We are going to use quite a few additional packages. These need to be installed, so that their functionality is available when we need it. The packages we will need are survey, table1xls, xlsx, sjPlot.
  1. From the Tools menu, select Install Packages.... In the Packages field, enter: survey,table1xls,xlsx,sjPlot. Make sure that the checkbox labeled Install dependencies is actually checked.
  2. Watch again as R installs the packages (and their dependencies, which can take quite some time).
  3. When R is done, type this code into the Console pane: source('', echo=FALSE) and hit enter. If this returns [1] TRUE package installation worked fine. If not, cry for help. :-/
  4. Once installation worked out fine, quit R Studio. You are now good to go for the short course.
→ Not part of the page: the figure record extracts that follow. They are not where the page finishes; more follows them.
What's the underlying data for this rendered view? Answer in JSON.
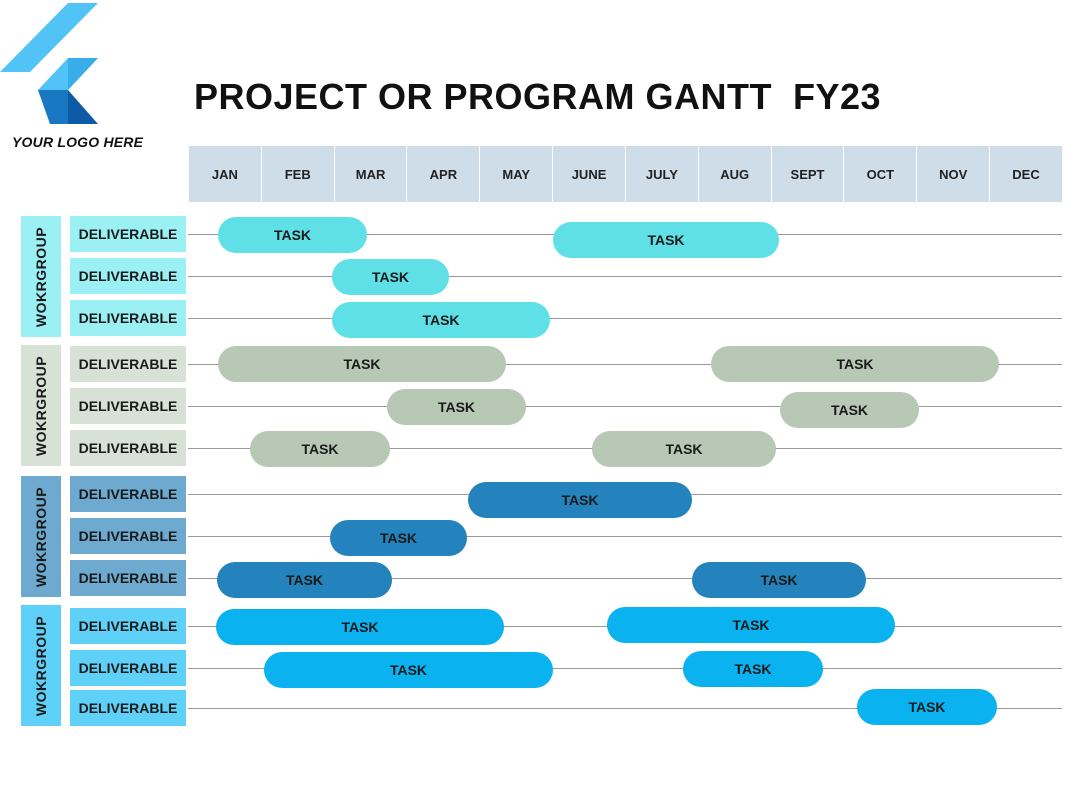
{
  "logo": {
    "text": "YOUR LOGO HERE"
  },
  "title": "PROJECT OR PROGRAM GANTT  FY23",
  "months": [
    "JAN",
    "FEB",
    "MAR",
    "APR",
    "MAY",
    "JUNE",
    "JULY",
    "AUG",
    "SEPT",
    "OCT",
    "NOV",
    "DEC"
  ],
  "colors": {
    "header_bg": "#cfdde9",
    "group1": {
      "bar": "#5ee0e6",
      "label": "#9af0f3"
    },
    "group2": {
      "bar": "#b7c9b5",
      "label": "#d7e1d6"
    },
    "group3": {
      "bar": "#2483bd",
      "label": "#6ea9d0"
    },
    "group4": {
      "bar": "#0ab3f0",
      "label": "#5fd1f8"
    }
  },
  "groups": [
    {
      "label": "WOKRGROUP",
      "color_key": "group1",
      "rows": [
        {
          "label": "DELIVERABLE",
          "tasks": [
            {
              "label": "TASK"
            },
            {
              "label": "TASK"
            }
          ]
        },
        {
          "label": "DELIVERABLE",
          "tasks": [
            {
              "label": "TASK"
            }
          ]
        },
        {
          "label": "DELIVERABLE",
          "tasks": [
            {
              "label": "TASK"
            }
          ]
        }
      ]
    },
    {
      "label": "WOKRGROUP",
      "color_key": "group2",
      "rows": [
        {
          "label": "DELIVERABLE",
          "tasks": [
            {
              "label": "TASK"
            },
            {
              "label": "TASK"
            }
          ]
        },
        {
          "label": "DELIVERABLE",
          "tasks": [
            {
              "label": "TASK"
            },
            {
              "label": "TASK"
            }
          ]
        },
        {
          "label": "DELIVERABLE",
          "tasks": [
            {
              "label": "TASK"
            },
            {
              "label": "TASK"
            }
          ]
        }
      ]
    },
    {
      "label": "WOKRGROUP",
      "color_key": "group3",
      "rows": [
        {
          "label": "DELIVERABLE",
          "tasks": [
            {
              "label": "TASK"
            }
          ]
        },
        {
          "label": "DELIVERABLE",
          "tasks": [
            {
              "label": "TASK"
            }
          ]
        },
        {
          "label": "DELIVERABLE",
          "tasks": [
            {
              "label": "TASK"
            },
            {
              "label": "TASK"
            }
          ]
        }
      ]
    },
    {
      "label": "WOKRGROUP",
      "color_key": "group4",
      "rows": [
        {
          "label": "DELIVERABLE",
          "tasks": [
            {
              "label": "TASK"
            },
            {
              "label": "TASK"
            }
          ]
        },
        {
          "label": "DELIVERABLE",
          "tasks": [
            {
              "label": "TASK"
            },
            {
              "label": "TASK"
            }
          ]
        },
        {
          "label": "DELIVERABLE",
          "tasks": [
            {
              "label": "TASK"
            }
          ]
        }
      ]
    }
  ]
}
Additional Installation Instructions Long Course

The long course requires quite a lot of additional software. On top of the things we installed before, we are going to need pandoc and git. However, pandoc can make use LaTeX if it is installed. I know that installing pandoc, LaTeX and git under Windows can be quite a challenge. So installing this additional software is optional. But I encourage you to try, especially pandoc, as the results can be very rewarding. We will also use many more packages than in the short course, but we can install them once we get to the respective chapters.

Installing pandoc

  1. Head over to John MacFarlane's Installing pandoc, download the appropriate installer and execute it.

Installing LaTeX

  1. Try installing MiKTeX for Windows or BasicTeX for Mac OS X.

Installing git

  1. Check out this handy git install guide. It has sections on Linux, Mac OS X and Windows: Installing Git.